First, some background.
Jean Hill is an 88-year-old grandmother who learned about garbage patches – and their proliferation of plastic – in the ocean from her grandson. A bit of research confirmed her worst fears – that despite an uptick in recycling, some two million tons of plastic water bottles still end up in landfills every single year.
To Hill, the best place to start reducing all that plastic was with stopping the worst offenders, and that’s what she set out to do. But it wasn’t easy. Local merchants were none too pleased, and the International Bottled Water Association put up a big fight too. Still, when the measure went into effect, all local merchants were on board.
There’s a small loophole, because anything flavored that comes in a plastic bottle can be sold, and so can bottled water sold a 1.5-liter bottle or more. That means that while healthy, hydrating water isn’t available for purchase in small sizes, you can still buy small, sugary drinks.

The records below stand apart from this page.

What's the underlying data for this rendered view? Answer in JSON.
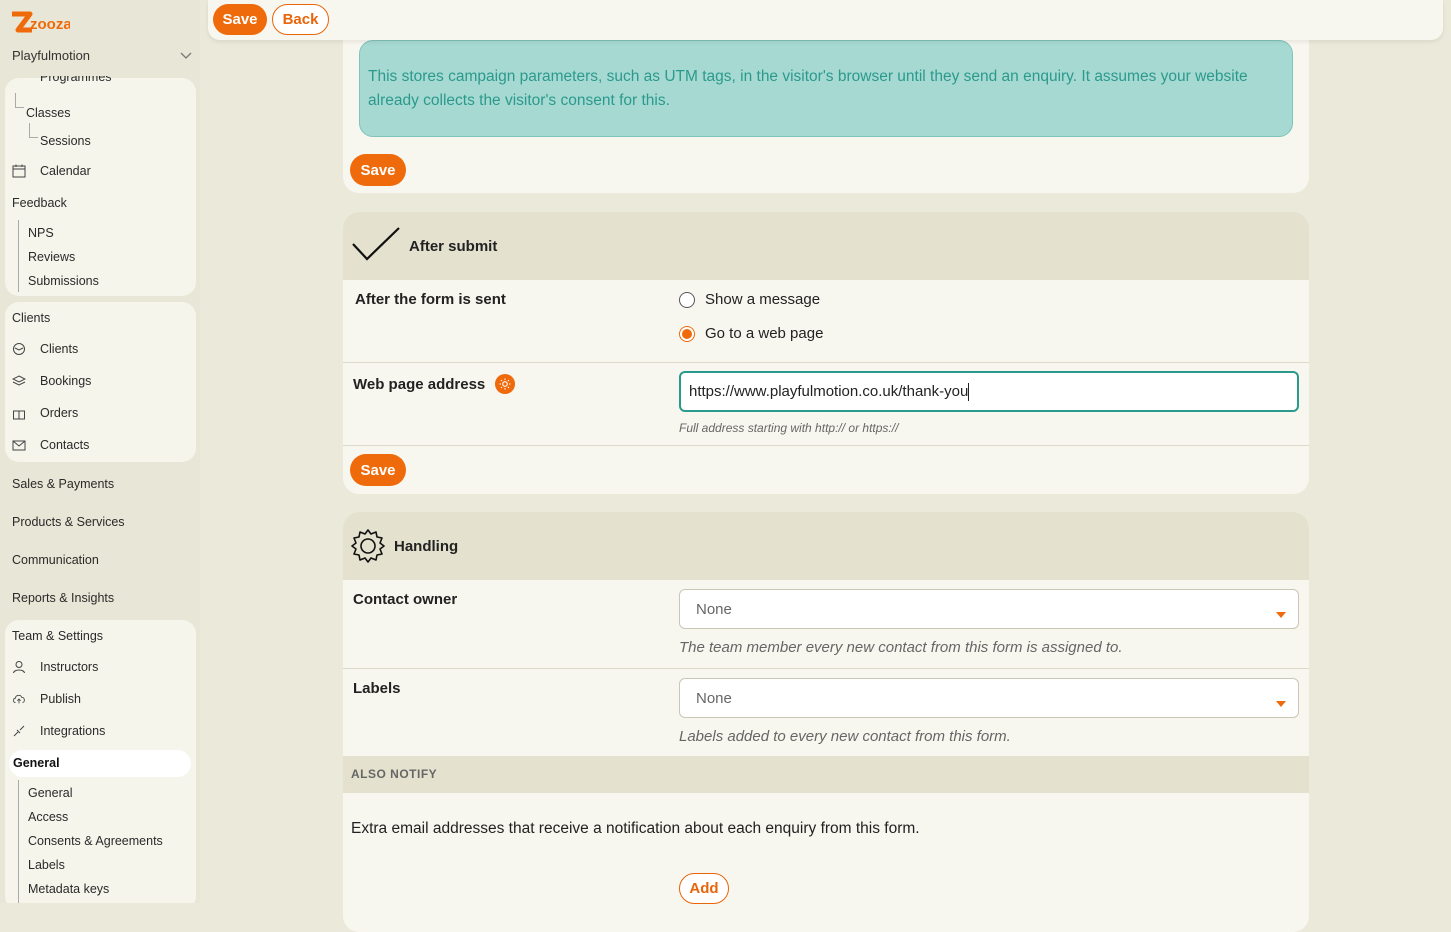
{
  "app": {
    "logo": "zooza",
    "account": "Playfulmotion"
  },
  "sidebar": {
    "programmes_label": "Programmes",
    "classes_label": "Classes",
    "sessions_label": "Sessions",
    "calendar_label": "Calendar",
    "feedback": {
      "title": "Feedback",
      "items": [
        "NPS",
        "Reviews",
        "Submissions"
      ]
    },
    "clients": {
      "title": "Clients",
      "items": [
        "Clients",
        "Bookings",
        "Orders",
        "Contacts"
      ]
    },
    "sales": "Sales & Payments",
    "products": "Products & Services",
    "communication": "Communication",
    "reports": "Reports & Insights",
    "team": {
      "title": "Team & Settings",
      "items": [
        "Instructors",
        "Publish",
        "Integrations"
      ]
    },
    "general": {
      "title": "General",
      "items": [
        "General",
        "Access",
        "Consents & Agreements",
        "Labels",
        "Metadata keys"
      ]
    }
  },
  "toolbar": {
    "save_label": "Save",
    "back_label": "Back"
  },
  "campaign": {
    "info": "This stores campaign parameters, such as UTM tags, in the visitor's browser until they send an enquiry. It assumes your website already collects the visitor's consent for this.",
    "save_label": "Save"
  },
  "after_submit": {
    "title": "After submit",
    "form_sent_label": "After the form is sent",
    "options": [
      "Show a message",
      "Go to a web page"
    ],
    "selected": "Go to a web page",
    "web_address_label": "Web page address",
    "web_address_value": "https://www.playfulmotion.co.uk/thank-you",
    "web_address_hint": "Full address starting with http:// or https://",
    "save_label": "Save"
  },
  "handling": {
    "title": "Handling",
    "contact_owner_label": "Contact owner",
    "contact_owner_value": "None",
    "contact_owner_hint": "The team member every new contact from this form is assigned to.",
    "labels_label": "Labels",
    "labels_value": "None",
    "labels_hint": "Labels added to every new contact from this form.",
    "also_notify_title": "ALSO NOTIFY",
    "also_notify_text": "Extra email addresses that receive a notification about each enquiry from this form.",
    "add_label": "Add"
  },
  "colors": {
    "accent": "#ef6a0a",
    "info_bg": "#a7d9d3",
    "info_text": "#2a9a8c"
  }
}
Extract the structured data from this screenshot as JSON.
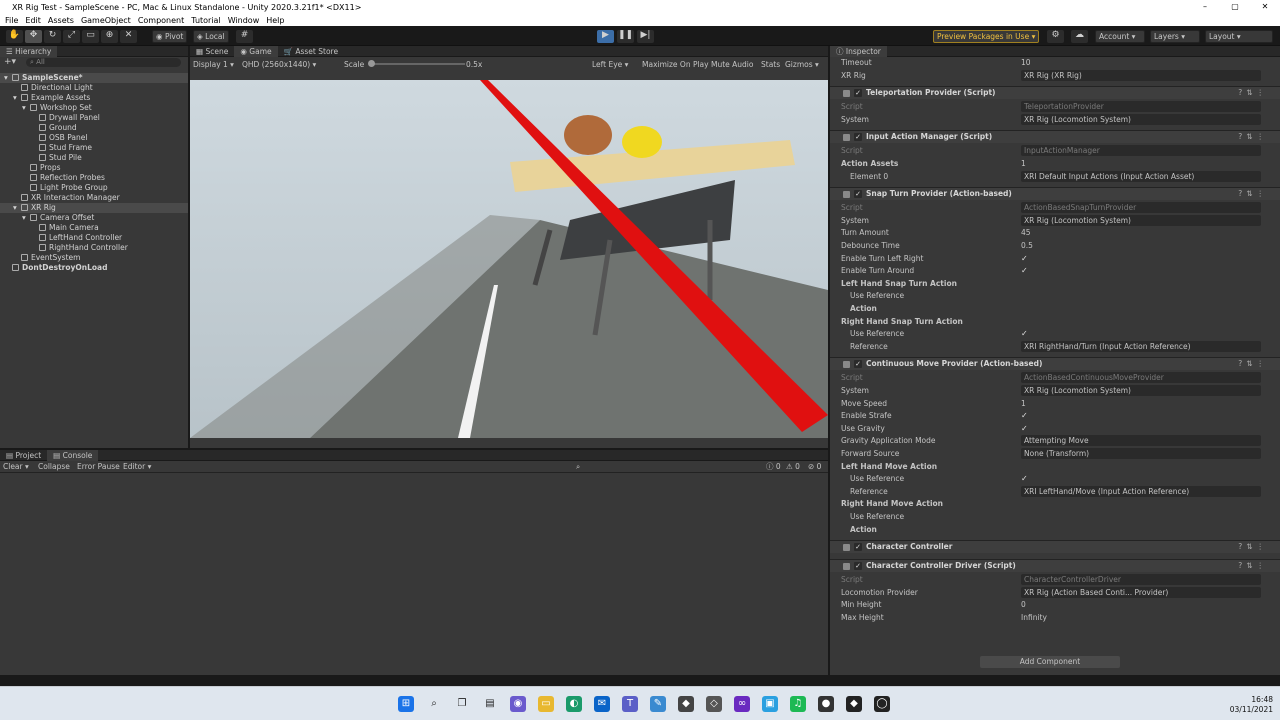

But three years after the ban went into effect, it’s become a normal part of day-to-day life in the small, historic town.
Now, Concord residents are watching the unfolding events in San Francisco with interest. The city by the bay introduced a ban on the sale of single-use plastic bottles on property owned by the city, and this fall, that measure will also include outdoor events hosted on public property. In two years, the ban will extend again, and large-scale events of 250,000 people or more will also fall under its umbrella.
And with three years of living the ban-the-bottle lifestyle, Concord residents have a few tips for San Francisco, and any other city considering the same.
- Make it easy for residents to fill up around town. Water filling stations make local tap water easy and accessible, and that rewards people for toting around those reusable water bottles.
- Get the word out. We’ve been told for years that tap water is unsafe, but the majority of local tap water in our country’s municipalities is very high quality. It’s also cheap. A two-fold campaign reminding residents to carry reusable water bottles and promoting the quality of local tap water can be very effective.
Banning the single-use water bottle doesn’t come easy, but change rarely does. Concord is tangible proof that banning the disposable water bottle can be done. Let’s hope other cities are taking note.